Я отдал ей вою пачку.
    — Мы, может быть, еще встреться с тобой, Славик. А теперь — пока.
    Я с сожалением и облегчением проводил глазами Нелли, уносившую от меня женскую тайну.

 

12


    За эти дни почти зима началась в городе. В воздухе порхал снег и скапливался у бортиков тротуаров и у ступенек подъездов, выходивших на улицу. Фасады алели полотнищами; как прачка стирал ветер флаги, хлопая ими, комкая, сминая и вновь разглаживая. Наступил день седьмого ноября, который я провел в водовороте толпы, поддавшись всеобщему праздничному настроению. Из репродукторов, вывешенных на улицах, порывы ветра доносили наполненные пафосом фразы.
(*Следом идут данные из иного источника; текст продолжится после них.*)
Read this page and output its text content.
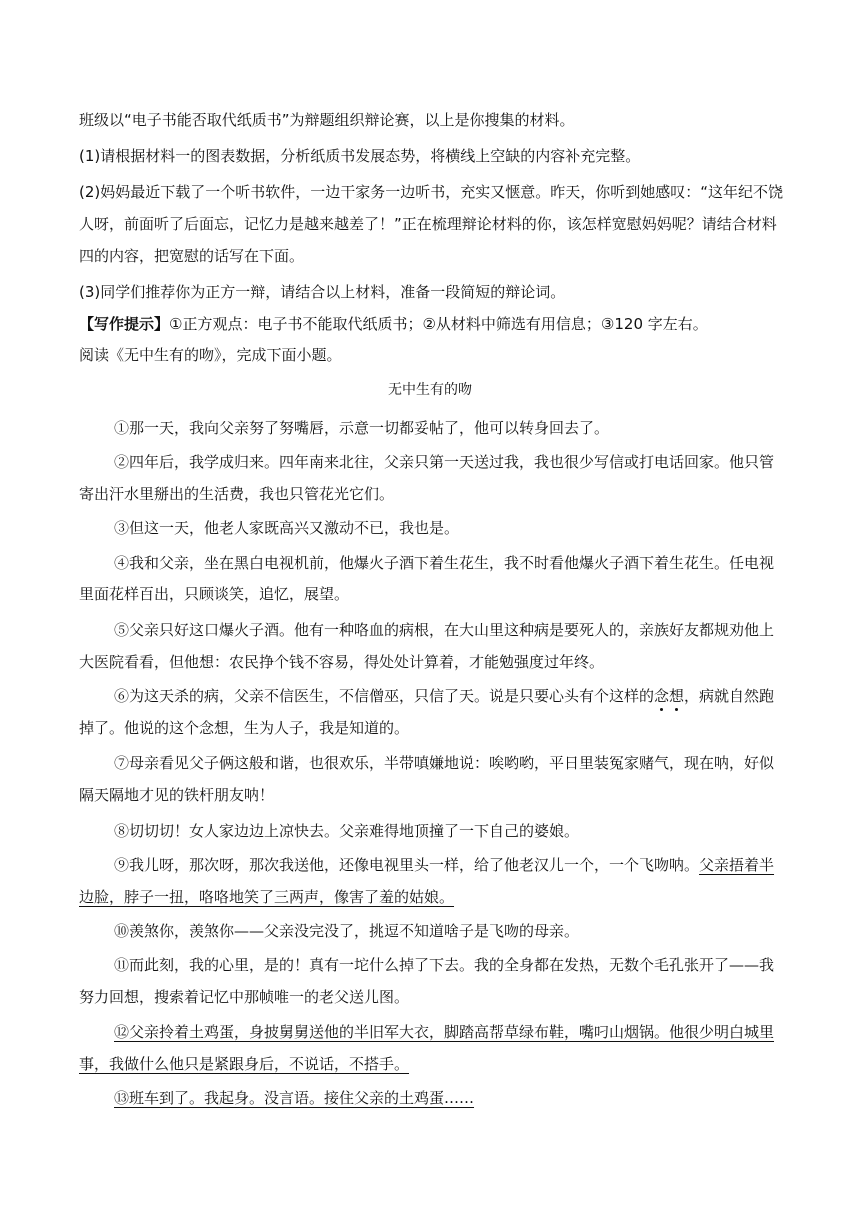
班级以“电子书能否取代纸质书”为辩题组织辩论赛，以上是你搜集的材料。
(1)请根据材料一的图表数据，分析纸质书发展态势，将横线上空缺的内容补充完整。
(2)妈妈最近下载了一个听书软件，一边干家务一边听书，充实又惬意。昨天，你听到她感叹：“这年纪不饶
人呀，前面听了后面忘，记忆力是越来越差了！”正在梳理辩论材料的你，该怎样宽慰妈妈呢？请结合材料
四的内容，把宽慰的话写在下面。
(3)同学们推荐你为正方一辩，请结合以上材料，准备一段简短的辩论词。
【写作提示】①正方观点：电子书不能取代纸质书；②从材料中筛选有用信息；③120 字左右。
阅读《无中生有的吻》，完成下面小题。
无中生有的吻
①那一天，我向父亲努了努嘴唇，示意一切都妥帖了，他可以转身回去了。
②四年后，我学成归来。四年南来北往，父亲只第一天送过我，我也很少写信或打电话回家。他只管
寄出汗水里掰出的生活费，我也只管花光它们。
③但这一天，他老人家既高兴又激动不已，我也是。
④我和父亲，坐在黑白电视机前，他爆火子酒下着生花生，我不时看他爆火子酒下着生花生。任电视
里面花样百出，只顾谈笑，追忆，展望。
⑤父亲只好这口爆火子酒。他有一种咯血的病根，在大山里这种病是要死人的，亲族好友都规劝他上
大医院看看，但他想：农民挣个钱不容易，得处处计算着，才能勉强度过年终。
⑥为这天杀的病，父亲不信医生，不信僧巫，只信了天。说是只要心头有个这样的念想，病就自然跑
掉了。他说的这个念想，生为人子，我是知道的。
⑦母亲看见父子俩这般和谐，也很欢乐，半带嗔嫌地说：唉哟哟，平日里装冤家赌气，现在呐，好似
隔天隔地才见的铁杆朋友呐！
⑧切切切！女人家边边上凉快去。父亲难得地顶撞了一下自己的婆娘。
⑨我儿呀，那次呀，那次我送他，还像电视里头一样，给了他老汉儿一个，一个飞吻呐。父亲捂着半
边脸，脖子一扭，咯咯地笑了三两声，像害了羞的姑娘。
⑩羡煞你，羡煞你——父亲没完没了，挑逗不知道啥子是飞吻的母亲。
⑪而此刻，我的心里，是的！真有一坨什么掉了下去。我的全身都在发热，无数个毛孔张开了——我
努力回想，搜索着记忆中那帧唯一的老父送儿图。
⑫父亲拎着土鸡蛋，身披舅舅送他的半旧军大衣，脚踏高帮草绿布鞋，嘴叼山烟锅。他很少明白城里
事，我做什么他只是紧跟身后，不说话，不搭手。
⑬班车到了。我起身。没言语。接住父亲的土鸡蛋……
Бодрые голоса дикторов оповещали о торжествах в Москве, Киеве и других городах. Думалось, сам воздух был напоен весельем. Люди, взявшись под руки, шли серединой улицы, и где-то ждал их праздничный стол, развлечения. В такие дни мирятся супруги, стихают квартирные перебранки, люди становятся добродушными.
    Вечером я оказался на Дворцовой площади, которая завихрялась воронками, текла, как река, жила человеческой массой, запрудившей ее. Из арки с Невского двигались новые толпы, и площадь всех принимала, на ней даже не делалось тесно. Но, наверно, народ и убывал, шел на набережную, на Дворцовый мост, на Стрелку Васильевского острова. Среди взрослых бегали подростки, играли в прятки, и одна девчушка толкнула меня, приглашая в игру. Я зевнул, растерялся, а через секунду она исчезла. Было кинулся в погоню, но ее и след простыл.
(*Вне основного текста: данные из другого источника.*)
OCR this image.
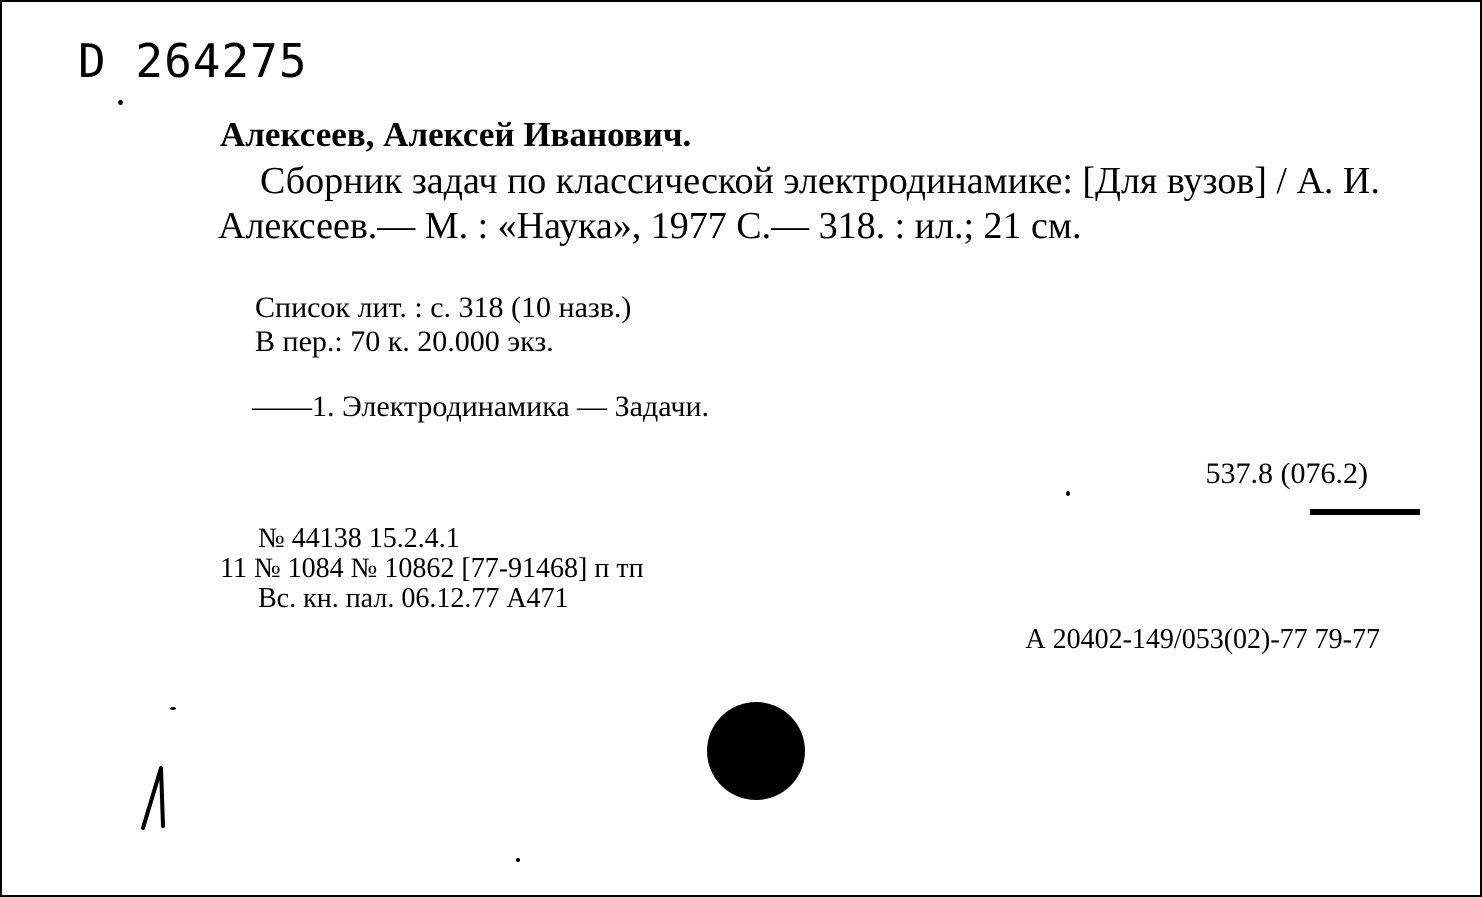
D 264275
Алексеев, Алексей Иванович.
Сборник задач по классической электродинамике: [Для вузов] / А. И. Алексеев.— М. : «Наука», 1977 С.— 318. : ил.; 21 см.
Список лит. : с. 318 (10 назв.)
В пер.: 70 к. 20.000 экз.
——1. Электродинамика — Задачи.
537.8 (076.2)
№ 44138 15.2.4.1
11 № 1084 № 10862 [77-91468] п тп
Вс. кн. пал. 06.12.77 А471
А 20402-149/053(02)-77 79-77
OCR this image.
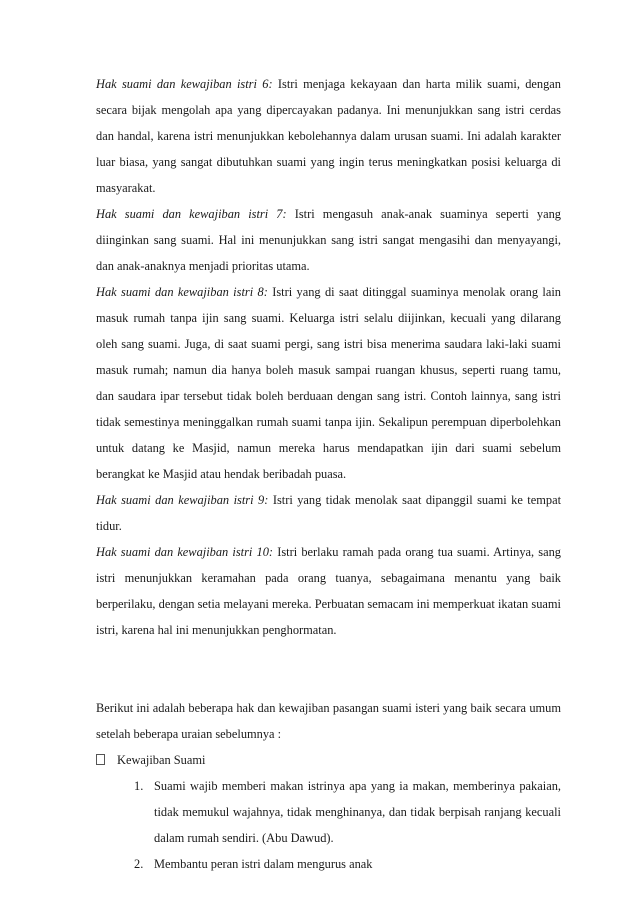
Hak suami dan kewajiban istri 6: Istri menjaga kekayaan dan harta milik suami, dengan secara bijak mengolah apa yang dipercayakan padanya. Ini menunjukkan sang istri cerdas dan handal, karena istri menunjukkan kebolehannya dalam urusan suami. Ini adalah karakter luar biasa, yang sangat dibutuhkan suami yang ingin terus meningkatkan posisi keluarga di masyarakat.

Hak suami dan kewajiban istri 7: Istri mengasuh anak-anak suaminya seperti yang diinginkan sang suami. Hal ini menunjukkan sang istri sangat mengasihi dan menyayangi, dan anak-anaknya menjadi prioritas utama.

Hak suami dan kewajiban istri 8: Istri yang di saat ditinggal suaminya menolak orang lain masuk rumah tanpa ijin sang suami. Keluarga istri selalu diijinkan, kecuali yang dilarang oleh sang suami. Juga, di saat suami pergi, sang istri bisa menerima saudara laki-laki suami masuk rumah; namun dia hanya boleh masuk sampai ruangan khusus, seperti ruang tamu, dan saudara ipar tersebut tidak boleh berduaan dengan sang istri. Contoh lainnya, sang istri tidak semestinya meninggalkan rumah suami tanpa ijin. Sekalipun perempuan diperbolehkan untuk datang ke Masjid, namun mereka harus mendapatkan ijin dari suami sebelum berangkat ke Masjid atau hendak beribadah puasa.

Hak suami dan kewajiban istri 9: Istri yang tidak menolak saat dipanggil suami ke tempat tidur.

Hak suami dan kewajiban istri 10: Istri berlaku ramah pada orang tua suami. Artinya, sang istri menunjukkan keramahan pada orang tuanya, sebagaimana menantu yang baik berperilaku, dengan setia melayani mereka. Perbuatan semacam ini memperkuat ikatan suami istri, karena hal ini menunjukkan penghormatan.

Berikut ini adalah beberapa hak dan kewajiban pasangan suami isteri yang baik secara umum setelah beberapa uraian sebelumnya :

Kewajiban Suami
1. Suami wajib memberi makan istrinya apa yang ia makan, memberinya pakaian, tidak memukul wajahnya, tidak menghinanya, dan tidak berpisah ranjang kecuali dalam rumah sendiri. (Abu Dawud).
2. Membantu peran istri dalam mengurus anak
      С каждой минутой на меня все сильнее накатывалось одиночество, которое  готово было полностью заглушить настроение праздника. Наверно, во всем городе только я был один. Я противился этому чувству, но оно, помимо воли, входило в меня. Если бы кто-то был со мной рядом, с кем можно бы перемолвиться словом!  Я глубже погружался в человеческую толпу,  но грусть все сильнее пронзала меня.
      — Не надо скучать, молодой человек, — услышал я голос.
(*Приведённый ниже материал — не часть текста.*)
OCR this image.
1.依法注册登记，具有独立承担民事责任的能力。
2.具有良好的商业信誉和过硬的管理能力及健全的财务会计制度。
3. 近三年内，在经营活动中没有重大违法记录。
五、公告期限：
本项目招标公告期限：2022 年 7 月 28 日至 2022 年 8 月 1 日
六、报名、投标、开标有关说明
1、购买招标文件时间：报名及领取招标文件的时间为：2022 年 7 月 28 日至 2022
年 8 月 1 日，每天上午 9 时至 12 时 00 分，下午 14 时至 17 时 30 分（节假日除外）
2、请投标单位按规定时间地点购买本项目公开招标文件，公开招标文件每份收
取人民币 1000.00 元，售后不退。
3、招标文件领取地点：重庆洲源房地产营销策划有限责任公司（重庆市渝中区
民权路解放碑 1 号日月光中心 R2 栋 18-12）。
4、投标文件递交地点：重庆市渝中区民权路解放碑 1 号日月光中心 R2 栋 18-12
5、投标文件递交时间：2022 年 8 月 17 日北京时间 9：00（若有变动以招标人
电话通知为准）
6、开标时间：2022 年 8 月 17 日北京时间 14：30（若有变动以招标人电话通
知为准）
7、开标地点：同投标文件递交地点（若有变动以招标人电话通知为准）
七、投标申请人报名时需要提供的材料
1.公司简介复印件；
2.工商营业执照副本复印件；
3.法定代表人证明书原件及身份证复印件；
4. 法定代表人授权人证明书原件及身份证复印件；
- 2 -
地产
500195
   Передо мной, загораживая дорогу, стоял мужчина лет тридцати пяти-сорока, среднего роста, сухопарый, одетый в сильно потертое пальто и заношенную шляпу. Вид его тоже был затертый, заношенный.
      — Да я и не скучаю, — пытался разубедить его я.
    — Вижу, скучаете, — не соглашался он, — Что, не пришла? Ну и плюнь. Заведи другую. Вон их сколько. Глянь.
    Он быстро сыпал словами, и умно все выходило у него.
    Как он высмотрел меня в такой тесноте и угадал настроение? Уж не бес ли, читающий человеческие души? И хотя он внушал мне отвращение, я шел рядом с ним. Я полагал, что он сам от меня отстанет, «Ты хотел собеседника, — думал я о себе, — а когда он появился, начинаешь тяготиться им. Чем он тебе не нравится? Ведь эдак нельзя. Ты действительно останешься один».
    Бес все более завладевал мной, для начала предложив выпить. Я хотел отказаться, но не посмел. Он побулькал чем-то у себя за пазухой. Мы свернули на улицу Халтурина, зашли в подворотню и по очереди приложились к бутылке. Город начал меркнуть, исчезать и чуть было навсегда не погас для меня. Я открыл в себе такое, о чем раньше и не подозревал. Душа моя вдруг стала просторной, и я ничего не боялся. Мог запросто прыгнуть с моста в черную воду реки. Я не боялся даже смерти и готов был умереть в любую минуту. Я и жаждал чего-то необычного.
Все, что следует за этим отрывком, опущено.